SPACE WIRE
Spirit robot rolls onto surface of Mars
WASHINGTON (AFP) Jan 15, 2004
The US robot probe Spirit on Thursday moved onto the surface of Mars for the first time to embark on its quest to find signs of water and past life on the Red Planet, NASA said.

The six wheeled probed rolled off its landing platform onto Martian soil for a brief -- 78 second -- but intricately prepared three meter (10-foot) excursion.

The manoeuvre had been delayed because of problems with the airbag that had cushioned the landing of Mars Expedition Rover vehicle on January 3.

But Charles Elachi, director of NASA's Jet Propulsion Laboratory in Pasadena, California, triumphantly declared: "Spirit is now ready to start its mission of exploration and discovery."

Once off the platform, the robot only paused to realign its camera and transmission antenna before sending information, NASA officials said.

The first data confirming the success reached Earth an hour and 32 minutes after the order was given to start the drive. And six minutes after that, the first image of the landing vehicle taken by Spirit from the ground was at the mission headquarters. Champagne corks popped as the scientists waiting for word cheered.

"There was a great sigh of relief from me," said Kevin Burke, the lead mechanical engineer at Pasadena for the drive-off. "We are now on the surface of Mars."

The immediate objective is to analyze soil samples to detect the presence of water, which could determine if life once existed on Mars and provide future space missions a much needed source of fuel and oxygen.

NASA said that an international team of scientists at the laboratory would now decide how to examine the rocks, soil and atmosphere around Spirit.
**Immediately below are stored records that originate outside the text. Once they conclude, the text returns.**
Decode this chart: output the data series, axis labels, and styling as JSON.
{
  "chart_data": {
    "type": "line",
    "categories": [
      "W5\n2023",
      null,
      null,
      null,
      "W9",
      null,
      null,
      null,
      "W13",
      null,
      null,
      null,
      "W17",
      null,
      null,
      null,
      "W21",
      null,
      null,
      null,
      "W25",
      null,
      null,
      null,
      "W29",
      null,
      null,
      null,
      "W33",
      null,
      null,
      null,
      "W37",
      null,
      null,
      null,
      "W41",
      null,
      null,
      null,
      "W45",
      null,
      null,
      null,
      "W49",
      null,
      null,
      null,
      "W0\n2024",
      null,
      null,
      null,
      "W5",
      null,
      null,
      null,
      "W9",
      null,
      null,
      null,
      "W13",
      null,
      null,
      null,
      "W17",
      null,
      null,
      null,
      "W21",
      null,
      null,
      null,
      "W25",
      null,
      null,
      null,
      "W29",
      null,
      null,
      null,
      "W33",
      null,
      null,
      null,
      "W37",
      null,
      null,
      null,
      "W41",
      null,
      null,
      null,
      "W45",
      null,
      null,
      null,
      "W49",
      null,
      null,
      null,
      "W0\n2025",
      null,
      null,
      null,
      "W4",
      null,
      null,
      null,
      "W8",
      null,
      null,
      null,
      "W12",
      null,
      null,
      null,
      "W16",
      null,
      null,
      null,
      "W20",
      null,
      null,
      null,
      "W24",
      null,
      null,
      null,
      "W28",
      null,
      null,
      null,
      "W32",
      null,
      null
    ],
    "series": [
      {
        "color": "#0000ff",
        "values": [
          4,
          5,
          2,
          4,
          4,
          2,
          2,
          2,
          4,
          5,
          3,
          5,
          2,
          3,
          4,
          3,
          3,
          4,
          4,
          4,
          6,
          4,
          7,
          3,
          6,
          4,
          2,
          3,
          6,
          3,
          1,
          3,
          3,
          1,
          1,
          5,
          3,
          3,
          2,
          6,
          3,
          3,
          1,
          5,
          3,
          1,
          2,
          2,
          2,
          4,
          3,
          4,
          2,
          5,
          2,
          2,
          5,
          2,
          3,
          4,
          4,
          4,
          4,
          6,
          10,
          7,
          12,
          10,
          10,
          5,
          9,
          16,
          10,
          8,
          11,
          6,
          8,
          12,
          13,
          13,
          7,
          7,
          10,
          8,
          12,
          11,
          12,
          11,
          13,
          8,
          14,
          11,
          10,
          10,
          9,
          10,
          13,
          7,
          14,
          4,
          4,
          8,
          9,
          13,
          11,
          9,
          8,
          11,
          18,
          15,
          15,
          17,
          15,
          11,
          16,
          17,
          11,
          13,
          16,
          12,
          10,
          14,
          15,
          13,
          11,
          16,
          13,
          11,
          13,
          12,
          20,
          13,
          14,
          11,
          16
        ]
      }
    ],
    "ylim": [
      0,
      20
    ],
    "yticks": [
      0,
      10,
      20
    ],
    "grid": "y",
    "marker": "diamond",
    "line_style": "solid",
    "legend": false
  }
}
"To our northeast, 250 meters (820 feet) to the northeast, is a crater 200 meters (655 feet) in diameter. This is an extremely attractive target," said mission scientist Steve Squyres, noting that it will "provide a window into the subsurface of Mars."

"The goal of this site is to try to find materials that will tell us whether or not Gusev crater once contained a lake and what the conditions were like in that lake," Squyres said.

Since landing on January 3, it has already beamed back colour images and other information about the terrain. NASA has been processing the images to make a high-resolution colour panorama from the most detailed images ever taken of the red planet.

The long-awaited spin on Martian soil came hours after US President George W. Bush announced that he wanted to send manned missions to the moon from 2015, and to Mars and beyond later.

The operation was conducted 12 days after the MER landed in the Gusev Crater.

Spirit's exit from the landing platform was delayed for three days because of problems with one of the airbags that cushioned the landing of the transport vehicle on Mars after a seven month journey from Earth.

NASA rotated Spirit 120 degrees to the right to stop it becoming entangled in the remains of the airbag.

A twin robotic probe, Opportunity, is set to land on another part of Mars on January 24.

Both are powered by solar energy and can move 40 meters (125 feet) each Martian day, more than during the entirety of NASA's 1997 Pathfinder mission, with its 10-kilogram (22-pound) mini-robot Sojourner.

Each robot will operate for three months on Mars.

On Friday, the European probe Mars Express will pass over Gusev crater, said Ray Arvidson, one of the US project scientists.

Mars Express may not be able to "see" Spirit, but the probe will take a series of measurements "looking down" that will prove helpful to the US mission, Arvidson said, praising the cooperative effort.